TENIS

Anderson gana con un 26-24 en el último set

El surafricano Kevin Anderson derrotó ayer en un agónico partido al estadounidense John Isner, por 7-6 (6), 6-7 (5), 6-7 (9), 6-4 y 26-24 en seis horas y 36 minutos para alcanzar la final de Wimbledon por primera vez, la segunda del Grand Slam en su carrera.

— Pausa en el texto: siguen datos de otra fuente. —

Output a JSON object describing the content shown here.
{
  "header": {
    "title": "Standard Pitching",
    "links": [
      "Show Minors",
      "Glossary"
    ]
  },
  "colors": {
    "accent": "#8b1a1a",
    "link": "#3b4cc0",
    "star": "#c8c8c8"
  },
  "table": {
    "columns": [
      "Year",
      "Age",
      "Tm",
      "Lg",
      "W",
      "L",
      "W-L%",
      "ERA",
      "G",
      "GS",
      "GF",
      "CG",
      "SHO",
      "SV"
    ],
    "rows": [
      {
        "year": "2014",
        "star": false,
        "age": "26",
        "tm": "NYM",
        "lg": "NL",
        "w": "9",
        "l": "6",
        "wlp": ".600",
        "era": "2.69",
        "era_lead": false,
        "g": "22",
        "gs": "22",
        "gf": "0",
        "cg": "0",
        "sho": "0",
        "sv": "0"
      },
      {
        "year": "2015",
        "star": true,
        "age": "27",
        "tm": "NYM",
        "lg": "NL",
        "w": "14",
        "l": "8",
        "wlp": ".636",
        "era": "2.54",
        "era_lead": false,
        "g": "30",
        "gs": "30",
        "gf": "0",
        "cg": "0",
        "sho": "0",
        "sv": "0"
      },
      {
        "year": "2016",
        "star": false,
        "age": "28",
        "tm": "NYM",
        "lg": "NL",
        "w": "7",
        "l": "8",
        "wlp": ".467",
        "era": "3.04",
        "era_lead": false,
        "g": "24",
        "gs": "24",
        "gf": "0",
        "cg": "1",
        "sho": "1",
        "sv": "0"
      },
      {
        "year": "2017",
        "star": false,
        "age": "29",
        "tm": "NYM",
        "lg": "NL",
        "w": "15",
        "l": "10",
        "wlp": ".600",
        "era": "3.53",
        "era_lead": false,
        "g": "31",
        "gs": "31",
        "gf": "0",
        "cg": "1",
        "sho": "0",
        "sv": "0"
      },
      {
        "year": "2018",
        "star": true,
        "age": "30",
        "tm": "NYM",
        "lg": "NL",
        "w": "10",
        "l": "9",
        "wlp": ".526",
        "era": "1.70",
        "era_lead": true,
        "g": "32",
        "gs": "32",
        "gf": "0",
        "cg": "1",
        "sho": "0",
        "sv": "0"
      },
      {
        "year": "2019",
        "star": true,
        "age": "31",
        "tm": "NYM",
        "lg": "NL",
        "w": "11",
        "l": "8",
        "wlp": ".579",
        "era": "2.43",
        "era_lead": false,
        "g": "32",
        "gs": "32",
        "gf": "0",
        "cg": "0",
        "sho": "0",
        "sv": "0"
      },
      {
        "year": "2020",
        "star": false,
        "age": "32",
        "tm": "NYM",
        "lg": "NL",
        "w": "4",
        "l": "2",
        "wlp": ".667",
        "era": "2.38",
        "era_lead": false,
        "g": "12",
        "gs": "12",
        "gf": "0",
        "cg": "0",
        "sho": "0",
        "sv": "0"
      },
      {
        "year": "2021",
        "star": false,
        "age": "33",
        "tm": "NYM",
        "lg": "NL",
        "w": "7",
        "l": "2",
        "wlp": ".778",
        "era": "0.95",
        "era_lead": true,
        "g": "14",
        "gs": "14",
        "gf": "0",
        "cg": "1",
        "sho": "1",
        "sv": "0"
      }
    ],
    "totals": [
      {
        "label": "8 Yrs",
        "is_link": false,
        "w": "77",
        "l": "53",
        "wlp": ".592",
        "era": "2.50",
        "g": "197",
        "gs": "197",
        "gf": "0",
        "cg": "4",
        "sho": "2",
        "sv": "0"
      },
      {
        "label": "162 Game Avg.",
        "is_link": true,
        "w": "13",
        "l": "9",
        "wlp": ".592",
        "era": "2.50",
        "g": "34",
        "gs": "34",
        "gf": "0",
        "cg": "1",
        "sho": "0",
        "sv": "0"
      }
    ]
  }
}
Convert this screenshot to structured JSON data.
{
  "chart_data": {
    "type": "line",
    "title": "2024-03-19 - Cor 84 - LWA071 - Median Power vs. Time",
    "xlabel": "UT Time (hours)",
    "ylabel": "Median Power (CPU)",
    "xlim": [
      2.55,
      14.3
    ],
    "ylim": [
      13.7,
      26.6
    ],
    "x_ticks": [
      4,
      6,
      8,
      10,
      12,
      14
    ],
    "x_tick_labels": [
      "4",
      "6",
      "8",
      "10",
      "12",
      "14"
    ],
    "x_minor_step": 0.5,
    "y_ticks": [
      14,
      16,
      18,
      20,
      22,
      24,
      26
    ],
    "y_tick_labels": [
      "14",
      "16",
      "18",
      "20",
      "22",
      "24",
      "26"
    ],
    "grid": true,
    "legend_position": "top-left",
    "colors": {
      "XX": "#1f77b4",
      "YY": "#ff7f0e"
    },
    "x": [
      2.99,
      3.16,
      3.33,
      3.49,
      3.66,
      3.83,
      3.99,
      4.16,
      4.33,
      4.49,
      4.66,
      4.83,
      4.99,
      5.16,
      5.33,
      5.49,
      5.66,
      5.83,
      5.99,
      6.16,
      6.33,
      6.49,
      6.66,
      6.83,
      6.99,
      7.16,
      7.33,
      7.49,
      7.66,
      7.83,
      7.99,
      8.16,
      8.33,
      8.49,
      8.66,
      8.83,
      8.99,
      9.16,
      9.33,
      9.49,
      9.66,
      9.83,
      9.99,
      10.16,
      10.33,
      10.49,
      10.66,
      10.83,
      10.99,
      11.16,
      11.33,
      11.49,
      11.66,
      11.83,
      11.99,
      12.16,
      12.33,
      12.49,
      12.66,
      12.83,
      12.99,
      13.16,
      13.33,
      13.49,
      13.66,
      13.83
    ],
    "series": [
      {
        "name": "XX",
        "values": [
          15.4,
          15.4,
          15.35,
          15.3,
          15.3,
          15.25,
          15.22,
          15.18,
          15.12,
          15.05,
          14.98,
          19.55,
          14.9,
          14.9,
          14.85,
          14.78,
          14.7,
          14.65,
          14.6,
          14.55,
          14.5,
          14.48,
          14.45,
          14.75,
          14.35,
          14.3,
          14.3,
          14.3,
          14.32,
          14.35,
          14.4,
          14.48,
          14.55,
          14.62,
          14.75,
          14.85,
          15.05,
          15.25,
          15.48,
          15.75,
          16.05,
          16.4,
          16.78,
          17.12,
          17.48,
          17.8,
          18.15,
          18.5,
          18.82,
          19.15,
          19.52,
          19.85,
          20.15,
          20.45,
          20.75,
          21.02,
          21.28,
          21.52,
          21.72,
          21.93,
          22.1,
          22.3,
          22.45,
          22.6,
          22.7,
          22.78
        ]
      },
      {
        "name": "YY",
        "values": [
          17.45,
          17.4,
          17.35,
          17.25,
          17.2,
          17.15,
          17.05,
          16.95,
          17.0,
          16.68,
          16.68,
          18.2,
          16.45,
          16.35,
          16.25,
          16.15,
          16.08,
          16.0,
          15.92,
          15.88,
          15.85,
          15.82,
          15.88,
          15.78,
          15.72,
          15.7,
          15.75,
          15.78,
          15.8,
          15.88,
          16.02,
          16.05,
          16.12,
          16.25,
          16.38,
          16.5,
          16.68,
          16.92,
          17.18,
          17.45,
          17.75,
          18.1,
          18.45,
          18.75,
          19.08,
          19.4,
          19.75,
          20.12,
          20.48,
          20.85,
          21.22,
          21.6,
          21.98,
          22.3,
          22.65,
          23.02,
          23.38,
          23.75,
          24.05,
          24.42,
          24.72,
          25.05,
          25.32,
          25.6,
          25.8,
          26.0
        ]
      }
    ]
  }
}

El partido entre Anderson e Isner duró más de seis horas y media.
El partido entre Anderson e Isner duró más de seis horas y media.
Anderson gana con un 26-24 en el último set

Fue el segundo partido más largo en la historia de Wimbledon, y la semifinal más larga de la historia del Grand Slam, y en ella, Anderson, de 32 años y 58 días, octavo del mundo, finalista del Abierto de EE.UU. el año pasado y verdugo del suizo Roger Federer en cuartos esta semana, fue el más fuerte.
El de Johannesburgo se enfrentará mañana en la final del All England Club al ganador del duelo entre el español Rafael Nadal y el serbio Novak Djokovic. Al cierre de esta edición, el serbio había ganado el primer set y el mallorquín el segundo.
Anderson ganó los dos últimos sets, los únicos en los que no hubo desempate, con una rotura final en el juego 49, cuando el de Greensboro daba señales de calambres en sus piernas y cabizbajo sabía que se le escapaba la oportunidad de disputar su primera final de un Grand Slam. En ese juego, Anderson cayó al suelo y fue capaz de levantarse, devolver la bola y luego ganar el punto. Y el público de la central rugió entusiasmado.
Isner acabó con 53 saques directos, (214 en el total del torneo), batiendo el récord del croata Goran Ivanisevic, de 212.